Mollie Pepper, a senior majoring in economics and global studies and marketing chairperson, also obtained a MacDonald Community Fellowship grant through the Carolina Center for Public Service for computer hardware, instruments and instrument technology. She said these donations were then given to students who cited their need in a survey sent out by the executive team. 

But grant proposals were only part of the solution, along with the efforts of the organization's executive board — a group of 20 UNC students working to teach about 160 children amid the coronavirus pandemic, Mueller said. 

White said many different considerations have to be taken into account, including language, since a majority of the students are from Spanish-speaking homes.
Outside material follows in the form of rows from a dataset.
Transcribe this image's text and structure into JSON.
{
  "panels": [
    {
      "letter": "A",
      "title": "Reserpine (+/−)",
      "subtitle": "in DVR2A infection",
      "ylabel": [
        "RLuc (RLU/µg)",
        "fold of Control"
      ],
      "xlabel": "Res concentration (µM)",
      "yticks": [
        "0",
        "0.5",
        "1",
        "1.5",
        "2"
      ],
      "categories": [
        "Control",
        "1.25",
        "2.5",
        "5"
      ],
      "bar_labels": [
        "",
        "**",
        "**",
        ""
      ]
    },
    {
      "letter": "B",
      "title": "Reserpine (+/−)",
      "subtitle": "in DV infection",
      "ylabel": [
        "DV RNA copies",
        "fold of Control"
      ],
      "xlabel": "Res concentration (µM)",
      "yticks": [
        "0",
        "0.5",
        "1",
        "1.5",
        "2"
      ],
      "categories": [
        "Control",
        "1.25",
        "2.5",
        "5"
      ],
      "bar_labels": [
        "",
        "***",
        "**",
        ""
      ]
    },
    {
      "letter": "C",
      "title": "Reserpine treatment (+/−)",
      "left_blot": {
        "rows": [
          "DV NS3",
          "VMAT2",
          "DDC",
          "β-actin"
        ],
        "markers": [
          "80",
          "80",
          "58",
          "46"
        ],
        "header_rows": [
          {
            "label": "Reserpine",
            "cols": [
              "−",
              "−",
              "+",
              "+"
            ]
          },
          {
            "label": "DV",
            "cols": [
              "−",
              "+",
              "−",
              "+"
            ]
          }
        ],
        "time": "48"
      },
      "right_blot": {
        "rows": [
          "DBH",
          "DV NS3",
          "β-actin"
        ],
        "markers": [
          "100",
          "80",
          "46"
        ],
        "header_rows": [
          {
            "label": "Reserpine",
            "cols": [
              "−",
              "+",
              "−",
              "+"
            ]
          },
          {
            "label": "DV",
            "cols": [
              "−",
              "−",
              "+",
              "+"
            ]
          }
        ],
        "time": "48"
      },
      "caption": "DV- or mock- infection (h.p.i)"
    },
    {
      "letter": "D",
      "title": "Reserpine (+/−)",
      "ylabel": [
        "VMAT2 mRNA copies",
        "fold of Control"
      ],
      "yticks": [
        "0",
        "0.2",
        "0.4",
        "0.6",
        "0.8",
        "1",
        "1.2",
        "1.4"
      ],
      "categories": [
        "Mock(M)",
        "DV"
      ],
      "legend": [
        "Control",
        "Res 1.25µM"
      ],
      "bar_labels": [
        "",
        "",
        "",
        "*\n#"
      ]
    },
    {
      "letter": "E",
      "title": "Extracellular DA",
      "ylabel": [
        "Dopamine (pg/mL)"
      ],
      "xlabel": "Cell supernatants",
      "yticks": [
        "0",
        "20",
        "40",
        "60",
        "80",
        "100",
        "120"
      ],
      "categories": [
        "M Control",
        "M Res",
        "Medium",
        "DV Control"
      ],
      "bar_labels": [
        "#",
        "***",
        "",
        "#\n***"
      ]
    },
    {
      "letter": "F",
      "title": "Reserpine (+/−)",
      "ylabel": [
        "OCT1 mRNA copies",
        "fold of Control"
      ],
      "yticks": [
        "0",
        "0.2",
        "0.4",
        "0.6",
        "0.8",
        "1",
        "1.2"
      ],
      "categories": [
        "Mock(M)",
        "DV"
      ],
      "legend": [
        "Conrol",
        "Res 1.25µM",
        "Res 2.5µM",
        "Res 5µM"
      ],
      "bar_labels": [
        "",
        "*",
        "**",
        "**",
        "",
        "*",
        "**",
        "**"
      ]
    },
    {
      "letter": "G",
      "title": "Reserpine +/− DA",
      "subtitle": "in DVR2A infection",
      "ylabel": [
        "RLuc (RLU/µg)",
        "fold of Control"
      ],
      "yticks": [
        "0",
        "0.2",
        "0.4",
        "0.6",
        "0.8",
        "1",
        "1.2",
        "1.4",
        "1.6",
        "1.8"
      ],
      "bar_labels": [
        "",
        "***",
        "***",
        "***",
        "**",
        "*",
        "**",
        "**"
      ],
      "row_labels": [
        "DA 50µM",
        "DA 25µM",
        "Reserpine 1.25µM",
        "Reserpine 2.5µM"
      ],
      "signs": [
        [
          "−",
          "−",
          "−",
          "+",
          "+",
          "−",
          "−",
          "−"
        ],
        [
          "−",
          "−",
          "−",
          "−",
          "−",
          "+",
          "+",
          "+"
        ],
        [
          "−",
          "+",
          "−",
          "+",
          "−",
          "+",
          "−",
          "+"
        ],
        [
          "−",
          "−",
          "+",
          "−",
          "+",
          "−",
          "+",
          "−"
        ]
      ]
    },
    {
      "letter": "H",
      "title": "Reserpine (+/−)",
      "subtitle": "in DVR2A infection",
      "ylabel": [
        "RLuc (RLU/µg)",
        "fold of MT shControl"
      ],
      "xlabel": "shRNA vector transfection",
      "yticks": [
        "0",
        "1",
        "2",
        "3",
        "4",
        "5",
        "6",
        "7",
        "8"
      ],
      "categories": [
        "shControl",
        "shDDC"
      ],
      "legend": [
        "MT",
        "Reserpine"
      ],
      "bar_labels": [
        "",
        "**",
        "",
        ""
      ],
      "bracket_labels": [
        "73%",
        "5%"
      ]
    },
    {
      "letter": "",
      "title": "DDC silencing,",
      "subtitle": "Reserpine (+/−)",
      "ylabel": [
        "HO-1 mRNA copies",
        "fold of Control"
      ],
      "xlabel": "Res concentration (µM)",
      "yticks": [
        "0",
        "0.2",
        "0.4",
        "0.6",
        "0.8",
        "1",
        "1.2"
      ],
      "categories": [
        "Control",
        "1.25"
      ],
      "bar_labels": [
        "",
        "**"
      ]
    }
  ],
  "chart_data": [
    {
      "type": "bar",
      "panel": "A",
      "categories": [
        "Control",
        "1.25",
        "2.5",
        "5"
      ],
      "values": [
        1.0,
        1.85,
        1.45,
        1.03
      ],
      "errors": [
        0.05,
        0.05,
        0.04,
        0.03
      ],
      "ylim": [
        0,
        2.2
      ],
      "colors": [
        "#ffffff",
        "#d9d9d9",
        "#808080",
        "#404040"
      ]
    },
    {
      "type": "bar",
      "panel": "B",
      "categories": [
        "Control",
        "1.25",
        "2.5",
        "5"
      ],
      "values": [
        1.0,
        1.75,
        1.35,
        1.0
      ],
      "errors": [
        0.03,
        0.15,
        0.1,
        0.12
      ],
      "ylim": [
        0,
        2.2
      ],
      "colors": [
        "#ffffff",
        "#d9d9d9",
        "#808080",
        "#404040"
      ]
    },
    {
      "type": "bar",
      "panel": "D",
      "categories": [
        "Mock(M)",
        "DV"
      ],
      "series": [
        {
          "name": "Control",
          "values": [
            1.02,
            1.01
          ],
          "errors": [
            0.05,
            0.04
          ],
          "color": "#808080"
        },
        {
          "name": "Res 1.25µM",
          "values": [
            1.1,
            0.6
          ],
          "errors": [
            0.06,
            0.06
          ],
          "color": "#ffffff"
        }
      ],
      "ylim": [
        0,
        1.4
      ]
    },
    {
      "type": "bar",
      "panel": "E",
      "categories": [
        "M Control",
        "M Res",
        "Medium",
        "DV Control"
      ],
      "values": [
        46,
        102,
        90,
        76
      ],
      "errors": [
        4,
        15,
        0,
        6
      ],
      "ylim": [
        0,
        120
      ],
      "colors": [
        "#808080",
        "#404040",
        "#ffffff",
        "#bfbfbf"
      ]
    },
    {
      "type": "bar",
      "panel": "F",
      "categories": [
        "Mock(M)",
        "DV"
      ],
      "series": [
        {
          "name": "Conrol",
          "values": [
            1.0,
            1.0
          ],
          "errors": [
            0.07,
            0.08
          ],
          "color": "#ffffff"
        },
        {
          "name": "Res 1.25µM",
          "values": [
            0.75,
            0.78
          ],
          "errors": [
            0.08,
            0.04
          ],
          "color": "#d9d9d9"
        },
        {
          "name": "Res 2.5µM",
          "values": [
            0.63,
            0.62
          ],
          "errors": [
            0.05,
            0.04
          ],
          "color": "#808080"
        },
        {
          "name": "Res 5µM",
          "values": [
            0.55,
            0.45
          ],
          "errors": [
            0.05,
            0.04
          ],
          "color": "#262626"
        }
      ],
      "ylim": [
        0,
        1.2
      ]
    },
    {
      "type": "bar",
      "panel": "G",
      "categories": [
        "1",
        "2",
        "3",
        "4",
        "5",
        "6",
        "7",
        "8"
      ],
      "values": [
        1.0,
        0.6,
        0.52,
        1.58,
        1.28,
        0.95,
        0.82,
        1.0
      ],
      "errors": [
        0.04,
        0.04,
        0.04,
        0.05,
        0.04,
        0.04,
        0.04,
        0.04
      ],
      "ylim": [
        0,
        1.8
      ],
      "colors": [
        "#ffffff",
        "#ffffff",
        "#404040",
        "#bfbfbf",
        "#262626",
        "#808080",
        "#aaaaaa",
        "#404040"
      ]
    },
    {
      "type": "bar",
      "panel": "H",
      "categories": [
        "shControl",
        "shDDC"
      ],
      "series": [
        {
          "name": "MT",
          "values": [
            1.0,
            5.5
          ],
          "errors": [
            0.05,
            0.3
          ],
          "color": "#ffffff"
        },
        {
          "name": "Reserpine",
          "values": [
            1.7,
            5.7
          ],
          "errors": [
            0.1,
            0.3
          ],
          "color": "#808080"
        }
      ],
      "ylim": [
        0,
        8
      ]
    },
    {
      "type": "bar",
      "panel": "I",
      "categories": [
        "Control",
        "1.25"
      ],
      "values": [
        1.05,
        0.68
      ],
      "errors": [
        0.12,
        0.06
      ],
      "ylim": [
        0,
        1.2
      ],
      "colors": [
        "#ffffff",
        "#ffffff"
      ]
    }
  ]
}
Musical Empowerment has sought to recruit Spanish-speaking UNC students to facilitate digital correspondence between instructors and student families where needed, Mueller said. 

Mueller also said the efforts needed for recruiting and training — as well as accounting for about 160 UNC student instructors who are also full-time students, undergoing the stresses of COVID-19 themselves — are immense.

Luke Cain, a junior political science and economics major, serves as the teacher relations chairperson. He said in a message that his committee leads teacher recruitment, including outreach efforts, interview and training, along with continued teacher education. 

"Some teachers did not feel comfortable or qualified teaching online music lessons,” he said. “Like most things, it's a little more difficult and certainly a transition to work with a student over Zoom." 

Cain said the group lost about 35 teachers this semester, in addition to those who graduated. But this loss was offset by the group's ability to recruit 35 new teachers, after spreading word through UNC listservs. 

“We've essentially broken even this semester, which we're counting as a win considering the difficulties," he said. 

Mueller said online lessons have actually worked for both students and teachers this semester. 

"I always saw a limitation with the churches that we were doing the lessons in,” he said. “We have found that the online lessons have actually worked. For many parents, their lives were busy enough, and the Zoom has helped that a little bit. We maybe could do a hybrid model." 

Mueller said the group also serves as a means to connect UNC students to the local community. He said that too often, students live in the many neighborhoods of Chapel Hill and Carrboro, but fail to become members of the community. 

"It makes us feel like we are not separated by this UNC bubble," he said.